Sumner understood that’ proper insults attack not only a politician’s viewpoints, not only his intelligence and capacity to lead, not only his personal life, but also, and maybe most importantly, his physical appearance. He is truly an idol for all those who cherish the art of the insult.

And though Sumner was later beaten with a cane for those comments, this really only proves my point more as he was able to serve as a martyr for his cause.

Yet those days of debauchery are clearly over.

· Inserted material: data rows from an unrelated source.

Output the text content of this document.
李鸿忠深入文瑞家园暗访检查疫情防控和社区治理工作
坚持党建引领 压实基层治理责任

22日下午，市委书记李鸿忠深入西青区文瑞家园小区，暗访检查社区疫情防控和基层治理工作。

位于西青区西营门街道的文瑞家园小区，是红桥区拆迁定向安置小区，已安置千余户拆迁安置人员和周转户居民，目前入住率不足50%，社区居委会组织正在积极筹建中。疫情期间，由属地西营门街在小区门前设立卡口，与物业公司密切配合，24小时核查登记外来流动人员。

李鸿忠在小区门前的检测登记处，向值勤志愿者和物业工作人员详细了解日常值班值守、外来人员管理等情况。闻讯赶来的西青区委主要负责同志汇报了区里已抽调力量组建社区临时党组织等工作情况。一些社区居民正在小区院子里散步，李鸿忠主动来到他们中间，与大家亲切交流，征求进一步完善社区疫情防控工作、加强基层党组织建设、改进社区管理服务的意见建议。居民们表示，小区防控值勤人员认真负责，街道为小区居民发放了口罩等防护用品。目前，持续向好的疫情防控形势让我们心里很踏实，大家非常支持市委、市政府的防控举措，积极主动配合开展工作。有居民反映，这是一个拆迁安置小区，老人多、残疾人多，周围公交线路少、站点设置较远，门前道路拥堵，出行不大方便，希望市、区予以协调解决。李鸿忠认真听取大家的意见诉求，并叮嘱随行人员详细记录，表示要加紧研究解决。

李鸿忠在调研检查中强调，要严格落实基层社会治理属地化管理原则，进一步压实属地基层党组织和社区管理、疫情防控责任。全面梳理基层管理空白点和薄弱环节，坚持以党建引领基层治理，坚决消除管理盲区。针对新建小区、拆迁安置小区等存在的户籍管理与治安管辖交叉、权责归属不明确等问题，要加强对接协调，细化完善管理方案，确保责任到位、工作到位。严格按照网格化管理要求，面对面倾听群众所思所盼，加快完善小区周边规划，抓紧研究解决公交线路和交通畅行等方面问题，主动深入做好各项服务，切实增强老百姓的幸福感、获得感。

Even the media, once a beacon of unrestrained slander, the institution that once allowed H.L. Mencken to write that ‘if [Franklin Roosevelt] became convinced tomorrow that coming out for cannibalism would get him the votes he surely needs, he would begin fattening a missionary in the White House backyard come Wednesday,’ or editorials that regularly referred to John Adams as ‘His Royal Rotundity’ has lost its punch.

Now all you hear are boring, unoriginal insults, like RINO (Republican In Name Only), or ‘hippie tree-hugger,’ or feminazi. Not to mention all the shameless, shameless puns.

For instance, Fox News asserted that President Obama is the ‘Prompter-in-Chief’ to poke fun at his frequent use of the teleprompter. Not only does this lack any originality, but it’s not even grammatically correct — technically Obama would be the ‘Promptee-in-Chief.’

I guess what I’m saying is I know that there are politicians who hate one another, except society has socialized them to believe that to be re-elected they must restrain themselves from their full abusive capabilities. This is actually probably true, which is a sad, sad thing.